Decomposition of litter mixtures induces non-additive effects on soil priming across a riparian land use gradient

Abstract

While litter traits have been used for decades to predict decomposition rates through the Leaf Economics Spectrum (LES) acquisitive to conservative trait lens, litter trait and litter mixture effects on soil carbon (C) priming effects (PE) is less known. To assess whether the LES can predict soil C PE during the decomposition of litter mixtures from complex ecosystems, a 99-day incubation experiment was conducted. The experiment involved soil and leaf litter from three Canadian riparian land uses (grasslands, deciduous agroforests, and coniferous agroforests), incubated as single plant species, and as plant species mixtures in their natural proportions. Natural abundance δ13C-isotopic analysis was used to assess the proportion of CO2 derived from leaf litter versus soil C mineralization at initial (0–21 days, stage I) and later (22–99 days, stage II) stages of decomposition. Single species positions on the LES mirrored litter-C mineralization dynamics, yet PE emissions remained harder to predict with LES traits. Nonetheless, higher PE emissions relative to litter-C mineralization were observed with litter from LES species expressing conservative traits compared to LES species expressing acquisitive traits.

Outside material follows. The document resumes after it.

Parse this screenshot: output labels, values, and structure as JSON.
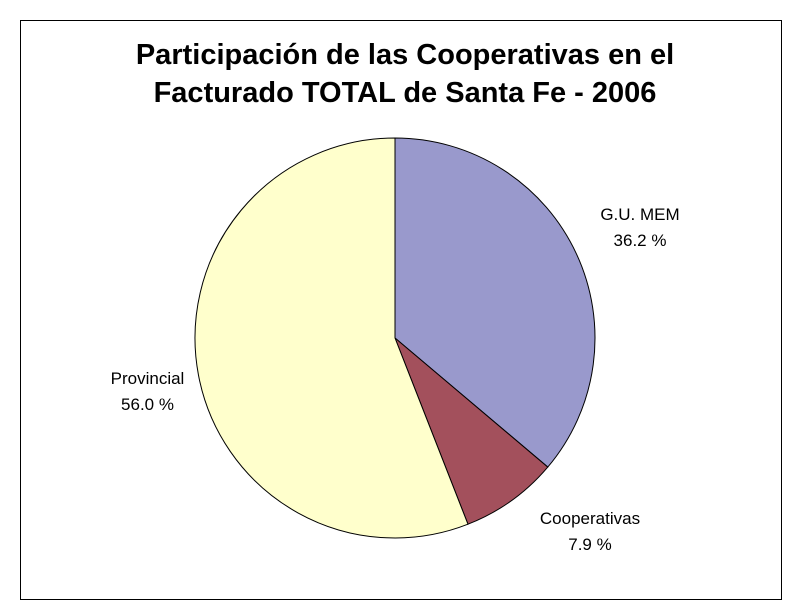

Leaf litter mixtures from both agroforests, expressing high leaf litter trait functional dissimilarity, resulted in synergistic, non-additive effects on soil PE. These findings contribute to our understanding of the effects of leaf litter functional traits and trait mixing on soil PE, highlighting that mixed-species litter decomposition can lead to non-additive effects on soil C dynamics in forested riparian ecosystems.